Gotti is onto it:
The share markets’ danger signals are telling the Reserve Bank economists to leave their Martin Place bunker and go out into the real world. Go and talk to bank branch people (not CEOs) and learn how APRA rules are cutting bank lending by at least 20 over cent but usually by one third.
…Go out and talk to the vast numbers of ordinary Australians under mortgage stress who are suffering from the higher energy prices created in part by Victorian and NSW government bans or curbs on gas production.
…At this stage employment is strong and with labour shortages wages are rising. But the stock market is warning us that as the credit squeeze lowers house prices, the political turmoil is going to hit the real economy.
Yesterday saw a thumping afternoon sell-off in all things property despite calm broader markets. The banks were pulverised and both WBC and NAB are in free fall:
Property stocks were likewise killed led by LLC but MEA and DHG also hit all time-lows and GMA is again at the cliff’s edge:
Consumer stocks were also weak though not so uniformly:
When you consider the sequencing of events ahead it is no wonder. The RBA has one meeting left this year and it will not be changing its tune. By the time it returns in February, the downside momentum in house prices will be nasty with Sydney already below -10%.

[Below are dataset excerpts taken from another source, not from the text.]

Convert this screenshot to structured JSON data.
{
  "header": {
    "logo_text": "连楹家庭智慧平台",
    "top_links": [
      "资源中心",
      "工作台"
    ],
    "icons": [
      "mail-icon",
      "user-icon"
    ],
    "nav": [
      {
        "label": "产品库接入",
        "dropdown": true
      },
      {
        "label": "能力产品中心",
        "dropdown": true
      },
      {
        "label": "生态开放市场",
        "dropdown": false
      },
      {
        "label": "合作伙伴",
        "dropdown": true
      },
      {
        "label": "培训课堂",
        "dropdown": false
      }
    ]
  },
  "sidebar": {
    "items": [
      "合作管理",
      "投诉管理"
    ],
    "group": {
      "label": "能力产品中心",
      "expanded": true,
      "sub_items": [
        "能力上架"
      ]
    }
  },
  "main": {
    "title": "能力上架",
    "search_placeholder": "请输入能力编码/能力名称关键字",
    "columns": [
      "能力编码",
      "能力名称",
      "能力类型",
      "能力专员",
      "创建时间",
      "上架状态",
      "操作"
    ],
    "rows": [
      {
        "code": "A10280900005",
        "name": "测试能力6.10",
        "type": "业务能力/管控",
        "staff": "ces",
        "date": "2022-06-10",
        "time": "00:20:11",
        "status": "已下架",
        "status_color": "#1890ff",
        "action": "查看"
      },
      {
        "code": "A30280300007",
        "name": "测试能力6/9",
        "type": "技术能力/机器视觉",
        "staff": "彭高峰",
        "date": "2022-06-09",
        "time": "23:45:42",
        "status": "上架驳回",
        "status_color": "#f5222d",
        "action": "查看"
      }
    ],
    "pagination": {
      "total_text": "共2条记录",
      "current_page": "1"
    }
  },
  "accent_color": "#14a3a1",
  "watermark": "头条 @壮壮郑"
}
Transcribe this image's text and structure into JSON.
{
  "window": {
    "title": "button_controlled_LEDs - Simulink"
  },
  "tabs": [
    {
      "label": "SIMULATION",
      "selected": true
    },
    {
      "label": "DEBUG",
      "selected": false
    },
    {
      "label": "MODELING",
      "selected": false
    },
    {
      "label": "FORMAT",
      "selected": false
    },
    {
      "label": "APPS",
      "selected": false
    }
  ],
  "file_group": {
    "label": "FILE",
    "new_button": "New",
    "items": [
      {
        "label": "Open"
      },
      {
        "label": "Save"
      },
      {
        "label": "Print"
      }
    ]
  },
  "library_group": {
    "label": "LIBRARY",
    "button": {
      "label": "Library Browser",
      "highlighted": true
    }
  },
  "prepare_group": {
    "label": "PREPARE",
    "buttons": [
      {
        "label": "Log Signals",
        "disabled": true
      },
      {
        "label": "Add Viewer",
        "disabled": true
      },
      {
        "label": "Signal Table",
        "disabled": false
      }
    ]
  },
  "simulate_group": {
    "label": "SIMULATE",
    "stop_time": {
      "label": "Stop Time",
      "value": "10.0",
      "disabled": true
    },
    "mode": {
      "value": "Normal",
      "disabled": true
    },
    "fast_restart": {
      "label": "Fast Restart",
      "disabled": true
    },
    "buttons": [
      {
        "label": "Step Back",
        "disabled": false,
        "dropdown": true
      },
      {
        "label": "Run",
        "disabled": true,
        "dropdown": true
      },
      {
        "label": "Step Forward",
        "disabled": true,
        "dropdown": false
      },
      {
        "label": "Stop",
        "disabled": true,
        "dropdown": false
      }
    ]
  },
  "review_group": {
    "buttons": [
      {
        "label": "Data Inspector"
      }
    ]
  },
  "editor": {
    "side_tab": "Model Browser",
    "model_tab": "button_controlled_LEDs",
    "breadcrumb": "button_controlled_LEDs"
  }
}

The RBA won’t be able to cut straight away. It will need to warm markets up first with the Feb SoMP. That gets us to March without monetary relief. But around that we also have the Victorian election in November then NSW in March plus an early new year federal Budget that looks likely to cut immigration. The Hayne Royal Commission also delivers in February followed by a federal election in May that will cut negative gearing.
The RBA is not going to want to ease through any of it but this sequence of events is going to send house prices into a tailspin. It literally represents taking a chainsaw to the three house price pillars simultaneously – tax rorts (gone), immigration (gone), easy credit (gone) – in a single quarter.
The jobs market has already turned south today and by the federal election next year will be in outright stall. That will feed into falling consumption amid falling house prices, creating the much feared feedback loop.
If the RBA waits for clear air until June ’19 to cut then it may already be too late with sentiment around house prices broken. And it will be doing so straight into the teeth of negative gearing reform anyway.
This is an unprecedented sequence of macro, credit and asset market negatives that could see house prices crash before the RBA even knows what’s happening.
That’s the message from the ASX yesterday.